Los agricultores cordobeses, representados por la Cámara Agrícola, quisieron patentizar su aprecio y gratitud hacia el Alcalde de Bujalance, obsequiándole con un banquete, homenajeándole junto al Marqués de Viana y solicitando para él una alta condecoración, entregándole en dicho acto un artístico pergamino en el que expresaban los merecimientos del Sr. Zurita. Dicho homenaje se le tributó en Córdoba el día doce de julio de 1926 (Libros de Actas, sesión del día veintinueve de junio de 1926). En este mismo año los Ayuntamientos de la provincia lanzaron la idea, por la prensa recogida y divulgada, de pedir al Gobierno una alta condecoración para el Sr. Zurita. Como consecuencia de ello, en 1928 recibió la imposición de la Gran Cruz del Mérito Agrícola.

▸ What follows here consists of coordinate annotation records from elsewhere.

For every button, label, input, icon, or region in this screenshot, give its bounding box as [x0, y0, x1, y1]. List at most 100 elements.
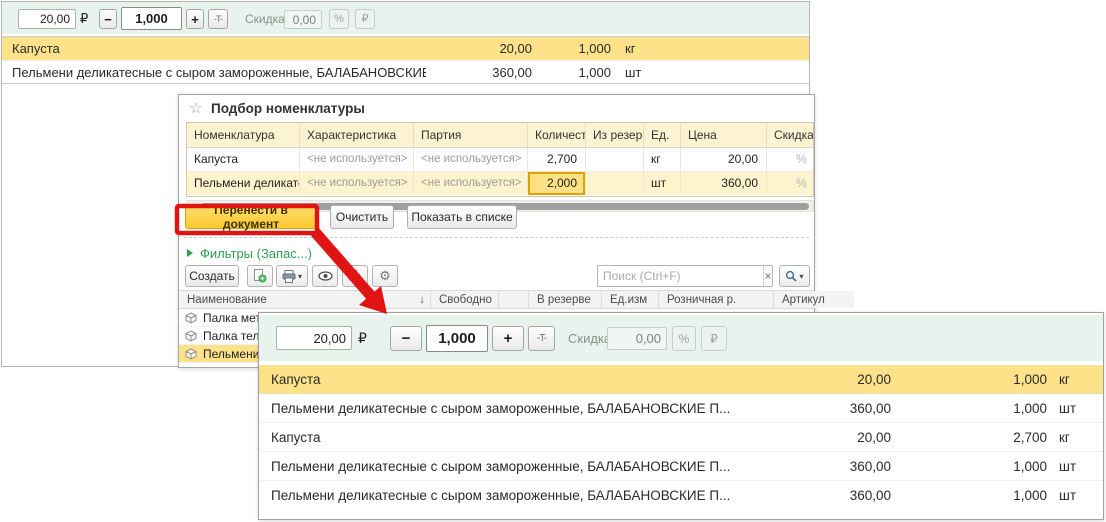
- favorite-star-icon[interactable]: ☆: [189, 99, 202, 117]
- item-qty: 1,000: [891, 401, 1047, 416]
- cell-price: 360,00: [681, 172, 767, 195]
- col-header[interactable]: Характеристика: [300, 123, 414, 147]
- text-cursor-icon: -T-: [214, 15, 222, 24]
- create-button[interactable]: Создать: [185, 265, 239, 287]
- col-header[interactable]: Цена: [681, 123, 767, 147]
- col-header-spacer: [499, 291, 529, 308]
- decrease-qty-button[interactable]: −: [99, 9, 117, 29]
- item-price: 360,00: [777, 488, 891, 503]
- gear-icon: ⚙: [379, 268, 391, 284]
- clear-button[interactable]: Очистить: [330, 205, 394, 229]
- selection-table-row-selected[interactable]: Пельмени деликатесн... <не используется>…: [187, 172, 813, 195]
- show-in-list-button[interactable]: Показать в списке: [407, 205, 517, 229]
- item-name: Пельмени деликатесные с сыром замороженн…: [2, 65, 426, 80]
- col-header-label: Наименование: [187, 291, 267, 308]
- result-row[interactable]: Капуста 20,00 2,700 кг: [259, 423, 1103, 452]
- cell-characteristic: <не используется>: [300, 148, 414, 171]
- result-row[interactable]: Пельмени деликатесные с сыром замороженн…: [259, 481, 1103, 510]
- create-group-button[interactable]: [247, 265, 273, 287]
- document-row[interactable]: Пельмени деликатесные с сыром замороженн…: [2, 60, 809, 83]
- filters-link-label: Фильтры (Запас...): [200, 246, 312, 261]
- caret-down-icon: ▾: [298, 272, 302, 281]
- qty-cursor-button[interactable]: -T-: [208, 9, 228, 29]
- pos-result-panel: ₽ − + -T- Скидка % ₽ Капуста 20,00 1,000…: [258, 312, 1104, 520]
- cell-reserve: [586, 148, 644, 171]
- cell-characteristic: <не используется>: [300, 172, 414, 195]
- col-header[interactable]: Ед.: [644, 123, 681, 147]
- price-qty-toolbar: ₽ − + -T- Скидка % ₽: [2, 2, 809, 34]
- cell-qty-focused[interactable]: 2,000: [528, 172, 586, 195]
- discount-label: Скидка: [568, 331, 611, 346]
- chevron-right-icon: [187, 249, 193, 257]
- item-price: 20,00: [777, 372, 891, 387]
- selection-table-row[interactable]: Капуста <не используется> <не использует…: [187, 148, 813, 172]
- item-name: Пельмени деликатесные с сыром замороженн…: [259, 488, 777, 503]
- document-rows: Капуста 20,00 1,000 кг Пельмени деликате…: [2, 36, 809, 84]
- ruble-currency-label: ₽: [80, 11, 88, 27]
- transfer-to-document-button[interactable]: Перенести в документ: [185, 205, 317, 229]
- item-cube-icon: [185, 330, 197, 342]
- discount-percent-button: %: [672, 326, 696, 351]
- document-row[interactable]: Капуста 20,00 1,000 кг: [2, 37, 809, 60]
- quantity-input[interactable]: [121, 7, 182, 30]
- cell-unit: шт: [644, 172, 681, 195]
- result-row[interactable]: Капуста 20,00 1,000 кг: [259, 365, 1103, 394]
- col-header[interactable]: Скидка ру: [767, 123, 814, 147]
- item-name: Капуста: [259, 430, 777, 445]
- item-name: Пельмени деликатесные с сыром замороженн…: [259, 459, 777, 474]
- dialog-title: Подбор номенклатуры: [211, 101, 365, 116]
- item-price: 20,00: [426, 41, 536, 56]
- item-unit: шт: [1047, 459, 1103, 474]
- cell-qty: 2,700: [528, 148, 586, 171]
- decrease-qty-button[interactable]: −: [390, 326, 422, 351]
- price-input[interactable]: [18, 9, 76, 29]
- col-header-free[interactable]: Свободно: [431, 291, 499, 308]
- col-header-name[interactable]: Наименование ↓: [179, 291, 431, 308]
- qty-cursor-button[interactable]: -T-: [528, 326, 555, 351]
- caret-down-icon: ▾: [799, 272, 803, 281]
- col-header[interactable]: Номенклатура: [187, 123, 300, 147]
- print-button[interactable]: ▾: [276, 265, 308, 287]
- col-header-retail[interactable]: Розничная р.: [659, 291, 774, 308]
- col-header[interactable]: Партия: [414, 123, 528, 147]
- discount-ruble-button: ₽: [355, 9, 375, 29]
- discount-ruble-button: ₽: [701, 326, 727, 351]
- find-icon: [348, 269, 362, 283]
- col-header-article[interactable]: Артикул: [774, 291, 854, 308]
- search-options-button[interactable]: ▾: [779, 265, 810, 287]
- cell-reserve: [586, 172, 644, 195]
- cell-name: Пельмени деликатесн...: [187, 172, 300, 195]
- col-header-reserved[interactable]: В резерве: [529, 291, 602, 308]
- find-button[interactable]: [342, 265, 368, 287]
- result-rows: Капуста 20,00 1,000 кг Пельмени деликате…: [259, 365, 1103, 510]
- col-header[interactable]: Количество: [528, 123, 586, 147]
- quantity-input[interactable]: [426, 325, 488, 352]
- result-row[interactable]: Пельмени деликатесные с сыром замороженн…: [259, 394, 1103, 423]
- item-unit: шт: [1047, 401, 1103, 416]
- increase-qty-button[interactable]: +: [492, 326, 524, 351]
- cell-discount: %: [767, 172, 814, 195]
- magnifier-icon: [785, 270, 797, 282]
- col-header[interactable]: Из резерва: [586, 123, 644, 147]
- create-group-icon: [253, 269, 267, 283]
- settings-button[interactable]: ⚙: [372, 265, 398, 287]
- clear-search-icon[interactable]: ×: [763, 266, 772, 286]
- increase-qty-button[interactable]: +: [186, 9, 204, 29]
- item-price: 20,00: [777, 430, 891, 445]
- item-unit: кг: [1047, 372, 1103, 387]
- price-qty-toolbar: ₽ − + -T- Скидка % ₽: [259, 315, 1103, 361]
- item-qty: 1,000: [536, 41, 615, 56]
- item-price: 360,00: [777, 401, 891, 416]
- selection-table-header: Номенклатура Характеристика Партия Колич…: [187, 123, 813, 148]
- item-unit: шт: [1047, 488, 1103, 503]
- search-box: ×: [597, 265, 773, 287]
- sort-desc-icon: ↓: [419, 291, 430, 308]
- price-input[interactable]: [276, 326, 352, 350]
- item-unit: шт: [615, 65, 809, 80]
- item-unit: кг: [1047, 430, 1103, 445]
- search-input[interactable]: [598, 266, 763, 286]
- result-row[interactable]: Пельмени деликатесные с сыром замороженн…: [259, 452, 1103, 481]
- col-header-unit[interactable]: Ед.изм: [602, 291, 659, 308]
- view-button[interactable]: [312, 265, 338, 287]
- filters-link[interactable]: Фильтры (Запас...): [187, 244, 312, 262]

Hacia octubre de 1930, al contrario que la mayor parte de los países europeos, España no contaba ni con un partido agrario, ni con un Ministerio de Agricultura, y el Estado dedicaba menos del 0,50% del presupuesto a la base principal de su economía. Antonio Zurita, arrendatario del Duque de Medinaceli, era primer vicepresidente de la Cámara de Agricultura de Córdoba y director de su revista. Según Jacques Maurice, (El anarquismo andaluz, pág. 129) en sus artículos representaba el punto de vista de un grupo en ascenso, el de los labradores. Este grupo no tenía partido, pero si llegaba el caso, sus organizaciones sociales y profesionales podía cumplir esa función. Posteriormente, antes de la República, el señor Zurita se afilió a la Unión Monárquica, el partido que presidía José Cruz Conde.[3]

Guerra Civil

El golpe de Estado de 1936 y la guerra civil sorprenden a Zurita en Madrid junto a su hija y yerno, que preparaba oposiciones a la cátedra de Veterinaria. Su yerno, debido a sus ideas republicanas, nunca más pudo volver a Cabra. .[4]

Referencias

  1. Visita de Alfonso XIII a Bujalance, por Francisco Martínez Mejías, Cronista Oficial de Bujalance.
  2. Telegramas de protesta por el asesinato de don Gaspar Zurita Romero, en el diario La Voz.
  3. Visita de Alfonso XIII a Bujalance, por Francisco Martínez Mejías, Cronista Oficial de Bujalance.
  4. Esquela de Juan Carandell, en el diario El Defensor de Córdoba, 27 de septiembre de 1938.